Une étudiante autodidacte, à la tête d'une œuvre qui garantit le droit à l'éducation pour des milliers d'enfants au Pakistan. Depuis le Meeting, l'histoire de l'enseignante lauréate du Global Teacher Prize 2023. Un modèle ? « Mère Teresa »
Matteo Rigamonti

Une vie passée à éduquer. Riffat Arif, connue comme Sister Zeph, est une éducatrice pakistanaise qui a remporté le Global teacher prize décerné par la Fondation Varkey en 2023. Âgée de quarante ans, chrétienne, Zeph a quitté l'école à treize ans, en 1997, parce que « personne ne savait répondre à mes questions », a-t-elle expliqué au Meeting de Rimini lors d'une rencontre avec Rose Busingye. Au cours de son intervention, elle a déclaré : « Je n'ai jamais été aussi heureuse, j'ai pleuré pendant toute la messe, parce qu'ici je me sens en famille, ma famille en Christ ». La sienne est d’origine modeste, trois sœurs, sa mère et son père ; elle a eu la chance de « recevoir une éducation primaire », ce qui ne va pas de soi au Pakistan, où « 26,2 millions d'enfants ne vont pas à l'école et seulement 22% des femmes sont émancipées ». Zeph a poursuivi ses études en autodidacte jusqu'à l'obtention de deux maîtrises en sciences politiques et en histoire, puis a fondé Zephaniah, l'œuvre qu'elle dirige et dont elle parle comme de son « enfant ». Ce qui a commencé dans la cour de sa maison, à Gujranwala, au nord-est du Pendjab, a garanti le droit à l'éducation de trois mille enfants et contribue à l'émancipation de six mille femmes. Au début sans un sou, travaillant huit heures par jour et enseignant quatre autres heures le soir, Zeph a construit le premier bâtiment scolaire avec la récompense d'un prix qu'elle a remporté en 2014. Aujourd'hui, 28 enseignants y travaillent - beaucoup ont étudié avec elle - et tous les programmes sont gratuits.

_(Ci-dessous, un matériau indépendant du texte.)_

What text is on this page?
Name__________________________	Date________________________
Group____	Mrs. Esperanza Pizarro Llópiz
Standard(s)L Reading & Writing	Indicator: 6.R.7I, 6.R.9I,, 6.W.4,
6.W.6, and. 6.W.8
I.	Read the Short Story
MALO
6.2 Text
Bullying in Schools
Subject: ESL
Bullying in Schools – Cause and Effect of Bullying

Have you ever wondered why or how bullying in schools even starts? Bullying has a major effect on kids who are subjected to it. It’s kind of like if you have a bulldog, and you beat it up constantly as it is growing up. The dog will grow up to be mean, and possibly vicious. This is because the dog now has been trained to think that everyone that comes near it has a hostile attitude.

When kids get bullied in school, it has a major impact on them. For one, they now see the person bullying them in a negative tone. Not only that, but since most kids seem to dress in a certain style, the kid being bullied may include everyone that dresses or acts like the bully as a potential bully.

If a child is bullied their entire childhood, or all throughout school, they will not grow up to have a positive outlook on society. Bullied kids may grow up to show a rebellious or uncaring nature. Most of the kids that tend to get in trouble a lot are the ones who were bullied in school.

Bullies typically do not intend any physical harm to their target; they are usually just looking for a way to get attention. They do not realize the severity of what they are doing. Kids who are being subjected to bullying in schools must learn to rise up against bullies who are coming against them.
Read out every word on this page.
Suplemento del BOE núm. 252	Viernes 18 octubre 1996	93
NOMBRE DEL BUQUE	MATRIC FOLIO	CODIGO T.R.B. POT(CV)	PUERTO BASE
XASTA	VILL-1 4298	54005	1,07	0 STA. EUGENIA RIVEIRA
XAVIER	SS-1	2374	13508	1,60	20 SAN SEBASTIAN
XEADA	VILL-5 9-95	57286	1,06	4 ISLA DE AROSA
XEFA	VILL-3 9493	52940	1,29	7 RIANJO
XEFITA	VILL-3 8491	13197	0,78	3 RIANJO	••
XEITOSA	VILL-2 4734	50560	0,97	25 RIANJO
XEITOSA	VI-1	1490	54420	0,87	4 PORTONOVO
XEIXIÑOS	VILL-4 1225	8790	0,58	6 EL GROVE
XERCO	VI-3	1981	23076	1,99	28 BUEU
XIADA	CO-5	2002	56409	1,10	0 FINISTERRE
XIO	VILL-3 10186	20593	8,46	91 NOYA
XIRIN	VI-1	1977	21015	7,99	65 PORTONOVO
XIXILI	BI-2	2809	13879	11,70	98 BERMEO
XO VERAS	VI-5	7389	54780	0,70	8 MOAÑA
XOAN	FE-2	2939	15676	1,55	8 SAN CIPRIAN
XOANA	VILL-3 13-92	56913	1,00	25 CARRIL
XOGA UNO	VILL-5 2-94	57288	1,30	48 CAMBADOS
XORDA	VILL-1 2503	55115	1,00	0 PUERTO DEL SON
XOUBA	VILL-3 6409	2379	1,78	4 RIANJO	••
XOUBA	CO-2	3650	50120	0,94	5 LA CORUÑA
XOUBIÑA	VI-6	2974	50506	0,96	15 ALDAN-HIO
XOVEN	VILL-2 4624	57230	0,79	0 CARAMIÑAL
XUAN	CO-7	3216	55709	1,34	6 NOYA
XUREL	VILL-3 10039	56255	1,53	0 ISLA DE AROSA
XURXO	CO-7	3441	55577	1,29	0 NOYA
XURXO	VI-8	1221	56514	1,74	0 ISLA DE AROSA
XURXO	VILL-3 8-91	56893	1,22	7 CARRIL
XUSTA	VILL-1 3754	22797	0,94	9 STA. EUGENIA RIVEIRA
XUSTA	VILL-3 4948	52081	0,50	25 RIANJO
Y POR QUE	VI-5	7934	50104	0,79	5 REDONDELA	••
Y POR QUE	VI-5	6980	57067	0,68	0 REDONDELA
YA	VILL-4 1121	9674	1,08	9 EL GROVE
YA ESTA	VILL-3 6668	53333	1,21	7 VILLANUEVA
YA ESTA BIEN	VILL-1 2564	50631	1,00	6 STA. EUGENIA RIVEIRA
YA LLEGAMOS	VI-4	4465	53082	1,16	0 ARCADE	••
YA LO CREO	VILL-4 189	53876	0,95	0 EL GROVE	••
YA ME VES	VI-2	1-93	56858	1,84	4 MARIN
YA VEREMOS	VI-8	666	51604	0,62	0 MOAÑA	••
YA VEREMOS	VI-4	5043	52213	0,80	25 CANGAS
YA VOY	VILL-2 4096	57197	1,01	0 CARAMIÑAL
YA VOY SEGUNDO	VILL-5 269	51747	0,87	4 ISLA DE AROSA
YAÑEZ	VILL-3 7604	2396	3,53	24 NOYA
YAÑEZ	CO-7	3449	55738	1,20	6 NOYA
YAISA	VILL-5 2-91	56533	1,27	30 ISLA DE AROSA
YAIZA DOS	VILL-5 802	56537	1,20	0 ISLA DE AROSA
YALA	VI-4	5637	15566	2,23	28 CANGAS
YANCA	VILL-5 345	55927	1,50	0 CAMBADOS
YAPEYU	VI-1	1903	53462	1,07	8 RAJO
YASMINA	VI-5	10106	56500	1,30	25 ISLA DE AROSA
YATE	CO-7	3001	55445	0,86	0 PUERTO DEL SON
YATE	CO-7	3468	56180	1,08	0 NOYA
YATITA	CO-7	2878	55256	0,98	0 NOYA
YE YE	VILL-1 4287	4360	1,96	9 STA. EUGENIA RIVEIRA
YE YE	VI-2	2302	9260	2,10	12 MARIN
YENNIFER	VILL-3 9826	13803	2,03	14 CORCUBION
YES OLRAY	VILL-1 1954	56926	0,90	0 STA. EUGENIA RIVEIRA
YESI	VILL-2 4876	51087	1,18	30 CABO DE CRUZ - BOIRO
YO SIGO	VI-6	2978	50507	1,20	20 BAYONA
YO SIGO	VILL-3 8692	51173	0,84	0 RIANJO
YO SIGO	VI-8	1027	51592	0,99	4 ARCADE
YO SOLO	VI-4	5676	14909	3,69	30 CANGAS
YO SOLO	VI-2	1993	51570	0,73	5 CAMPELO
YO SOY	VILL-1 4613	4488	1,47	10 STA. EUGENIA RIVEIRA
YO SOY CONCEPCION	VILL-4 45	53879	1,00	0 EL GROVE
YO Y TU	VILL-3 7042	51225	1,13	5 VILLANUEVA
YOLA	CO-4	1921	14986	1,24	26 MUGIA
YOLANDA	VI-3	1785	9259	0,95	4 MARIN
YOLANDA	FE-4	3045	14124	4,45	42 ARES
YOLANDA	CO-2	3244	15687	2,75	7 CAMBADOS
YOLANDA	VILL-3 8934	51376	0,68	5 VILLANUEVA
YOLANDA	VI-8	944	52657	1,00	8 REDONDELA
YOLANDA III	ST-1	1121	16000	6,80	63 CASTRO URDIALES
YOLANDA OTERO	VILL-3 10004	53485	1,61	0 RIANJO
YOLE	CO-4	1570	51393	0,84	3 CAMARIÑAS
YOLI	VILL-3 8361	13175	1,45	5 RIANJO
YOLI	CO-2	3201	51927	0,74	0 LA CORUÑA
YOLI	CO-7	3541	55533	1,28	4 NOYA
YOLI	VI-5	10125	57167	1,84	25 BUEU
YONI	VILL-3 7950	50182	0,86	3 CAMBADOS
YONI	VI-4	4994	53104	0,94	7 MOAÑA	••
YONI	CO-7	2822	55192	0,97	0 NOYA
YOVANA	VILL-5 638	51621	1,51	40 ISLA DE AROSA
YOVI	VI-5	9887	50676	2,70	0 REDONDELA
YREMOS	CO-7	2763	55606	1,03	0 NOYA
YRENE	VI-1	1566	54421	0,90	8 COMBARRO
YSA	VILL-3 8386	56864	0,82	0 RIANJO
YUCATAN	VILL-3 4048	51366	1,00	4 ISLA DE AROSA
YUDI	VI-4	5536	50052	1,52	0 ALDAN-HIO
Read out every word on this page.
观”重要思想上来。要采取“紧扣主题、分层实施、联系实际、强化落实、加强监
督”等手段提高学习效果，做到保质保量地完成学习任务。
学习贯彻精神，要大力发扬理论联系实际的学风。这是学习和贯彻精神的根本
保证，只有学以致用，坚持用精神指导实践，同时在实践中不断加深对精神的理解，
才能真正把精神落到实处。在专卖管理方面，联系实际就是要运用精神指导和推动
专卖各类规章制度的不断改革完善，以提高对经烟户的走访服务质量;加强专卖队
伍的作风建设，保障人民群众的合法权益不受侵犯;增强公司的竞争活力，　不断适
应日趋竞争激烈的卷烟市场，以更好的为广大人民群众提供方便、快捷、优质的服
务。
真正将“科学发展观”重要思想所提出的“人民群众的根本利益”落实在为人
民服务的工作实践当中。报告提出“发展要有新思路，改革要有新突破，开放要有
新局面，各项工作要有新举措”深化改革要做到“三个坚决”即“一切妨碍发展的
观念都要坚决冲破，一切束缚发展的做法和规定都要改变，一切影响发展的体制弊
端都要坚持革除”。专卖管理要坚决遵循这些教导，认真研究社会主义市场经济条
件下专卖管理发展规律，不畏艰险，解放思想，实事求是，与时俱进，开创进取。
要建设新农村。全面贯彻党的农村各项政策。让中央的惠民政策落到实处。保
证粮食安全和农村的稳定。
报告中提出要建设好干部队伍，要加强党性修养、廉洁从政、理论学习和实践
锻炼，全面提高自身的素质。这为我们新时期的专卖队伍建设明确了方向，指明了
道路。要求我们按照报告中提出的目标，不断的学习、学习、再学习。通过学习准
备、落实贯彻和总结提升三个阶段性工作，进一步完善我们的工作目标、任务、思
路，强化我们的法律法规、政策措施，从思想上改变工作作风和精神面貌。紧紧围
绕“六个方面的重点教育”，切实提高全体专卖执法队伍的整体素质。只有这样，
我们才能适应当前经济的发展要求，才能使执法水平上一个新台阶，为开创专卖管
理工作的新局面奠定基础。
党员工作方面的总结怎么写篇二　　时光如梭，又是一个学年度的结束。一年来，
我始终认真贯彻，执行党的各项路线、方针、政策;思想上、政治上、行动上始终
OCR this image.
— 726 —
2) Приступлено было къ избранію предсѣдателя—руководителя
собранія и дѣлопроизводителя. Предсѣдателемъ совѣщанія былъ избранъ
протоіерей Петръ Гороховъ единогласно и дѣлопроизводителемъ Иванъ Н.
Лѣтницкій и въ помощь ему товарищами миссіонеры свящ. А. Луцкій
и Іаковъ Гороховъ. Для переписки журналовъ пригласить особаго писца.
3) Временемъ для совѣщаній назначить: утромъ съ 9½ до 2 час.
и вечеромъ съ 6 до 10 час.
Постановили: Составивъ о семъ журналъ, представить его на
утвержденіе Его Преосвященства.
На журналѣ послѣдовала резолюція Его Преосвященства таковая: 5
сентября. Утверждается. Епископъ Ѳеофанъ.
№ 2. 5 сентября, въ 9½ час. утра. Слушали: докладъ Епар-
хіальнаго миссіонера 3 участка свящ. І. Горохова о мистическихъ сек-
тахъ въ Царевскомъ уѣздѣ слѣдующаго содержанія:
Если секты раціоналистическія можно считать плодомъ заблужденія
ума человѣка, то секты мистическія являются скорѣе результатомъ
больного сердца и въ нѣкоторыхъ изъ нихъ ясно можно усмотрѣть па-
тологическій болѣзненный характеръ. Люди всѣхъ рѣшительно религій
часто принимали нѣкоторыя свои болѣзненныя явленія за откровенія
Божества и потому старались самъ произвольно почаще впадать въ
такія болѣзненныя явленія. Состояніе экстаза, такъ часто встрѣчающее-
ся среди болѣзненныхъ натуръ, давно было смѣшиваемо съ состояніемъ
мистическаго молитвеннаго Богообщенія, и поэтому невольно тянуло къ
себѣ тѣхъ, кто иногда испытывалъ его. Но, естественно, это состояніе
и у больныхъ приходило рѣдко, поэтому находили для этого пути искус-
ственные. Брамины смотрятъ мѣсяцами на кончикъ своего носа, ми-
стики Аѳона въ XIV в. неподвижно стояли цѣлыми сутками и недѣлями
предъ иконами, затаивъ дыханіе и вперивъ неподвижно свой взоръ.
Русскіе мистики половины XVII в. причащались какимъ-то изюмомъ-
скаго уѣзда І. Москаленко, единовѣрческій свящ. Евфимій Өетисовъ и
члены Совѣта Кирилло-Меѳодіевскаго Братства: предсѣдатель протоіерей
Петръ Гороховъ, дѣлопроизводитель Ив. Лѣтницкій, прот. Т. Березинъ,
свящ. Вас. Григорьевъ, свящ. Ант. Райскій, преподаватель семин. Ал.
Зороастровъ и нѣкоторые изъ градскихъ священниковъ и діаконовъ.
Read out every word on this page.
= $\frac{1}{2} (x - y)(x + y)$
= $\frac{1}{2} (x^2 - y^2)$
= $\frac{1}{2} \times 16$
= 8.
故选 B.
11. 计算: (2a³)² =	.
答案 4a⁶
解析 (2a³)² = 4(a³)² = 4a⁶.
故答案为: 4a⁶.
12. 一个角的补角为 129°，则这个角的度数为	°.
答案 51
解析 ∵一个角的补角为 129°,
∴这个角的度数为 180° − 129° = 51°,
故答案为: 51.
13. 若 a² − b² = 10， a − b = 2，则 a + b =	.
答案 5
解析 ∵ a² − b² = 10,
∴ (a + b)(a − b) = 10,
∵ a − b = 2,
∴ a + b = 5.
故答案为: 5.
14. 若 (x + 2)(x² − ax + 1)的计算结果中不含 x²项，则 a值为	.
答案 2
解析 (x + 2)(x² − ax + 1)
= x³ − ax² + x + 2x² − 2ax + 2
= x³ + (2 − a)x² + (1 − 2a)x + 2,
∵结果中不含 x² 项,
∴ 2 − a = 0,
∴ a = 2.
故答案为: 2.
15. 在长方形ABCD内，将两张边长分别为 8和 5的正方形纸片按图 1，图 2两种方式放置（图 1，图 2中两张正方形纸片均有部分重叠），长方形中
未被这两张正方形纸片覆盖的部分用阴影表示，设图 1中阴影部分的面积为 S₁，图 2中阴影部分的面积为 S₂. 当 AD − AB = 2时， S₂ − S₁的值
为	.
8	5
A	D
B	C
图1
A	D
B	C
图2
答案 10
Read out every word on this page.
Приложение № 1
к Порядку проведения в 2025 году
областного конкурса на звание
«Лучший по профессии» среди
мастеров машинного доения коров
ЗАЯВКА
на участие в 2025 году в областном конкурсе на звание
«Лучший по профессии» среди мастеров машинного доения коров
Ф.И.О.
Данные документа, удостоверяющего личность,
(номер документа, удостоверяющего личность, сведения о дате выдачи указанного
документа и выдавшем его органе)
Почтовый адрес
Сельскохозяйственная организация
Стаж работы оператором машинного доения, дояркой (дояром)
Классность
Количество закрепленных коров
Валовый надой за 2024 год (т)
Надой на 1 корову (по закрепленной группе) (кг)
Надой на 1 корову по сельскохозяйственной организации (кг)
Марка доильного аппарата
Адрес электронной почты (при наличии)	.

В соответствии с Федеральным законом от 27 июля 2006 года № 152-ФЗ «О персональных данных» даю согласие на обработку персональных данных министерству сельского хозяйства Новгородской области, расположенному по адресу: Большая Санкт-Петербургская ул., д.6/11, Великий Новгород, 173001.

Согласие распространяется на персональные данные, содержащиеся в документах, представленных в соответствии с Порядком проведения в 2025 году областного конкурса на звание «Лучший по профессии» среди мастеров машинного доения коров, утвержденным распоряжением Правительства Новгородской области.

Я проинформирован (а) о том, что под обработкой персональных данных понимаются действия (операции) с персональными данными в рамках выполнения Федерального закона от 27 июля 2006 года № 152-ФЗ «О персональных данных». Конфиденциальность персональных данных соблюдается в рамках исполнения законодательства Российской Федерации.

Quelle est votre conception de l'éducation et qu'est-ce qui vous a conduit à une telle reconnaissance ?

Une personne qui vit sans éducation, c'est comme si elle ne vivait pas vraiment. Parce que, lorsque manque l’éducation, la respiration manque : notre voix est comme bloquée en nous, sans que personne ne puisse l'entendre. En revanche, lorsqu’ il y a une éducation, nous apprenons ce qu'est la vie, nous apprenons à nous exprimer et nous pouvons devenir meilleurs. En fait la vie est un tissu de relations, c'est une enquête sur la réalité pour rendre le monde meilleur. Et l'éducation donne de l'espoir, car elle nous permet de percevoir le sens de ce monde et nous donne les mots pour le décrire tandis que, sans éducation, il n'y a pas d'espoir : nous ne pouvons pas avoir le courage de rêver, parce que nous ne saurions même pas trouver le moyen de réaliser nos rêves. Voilà ce que je pense de l'éducation.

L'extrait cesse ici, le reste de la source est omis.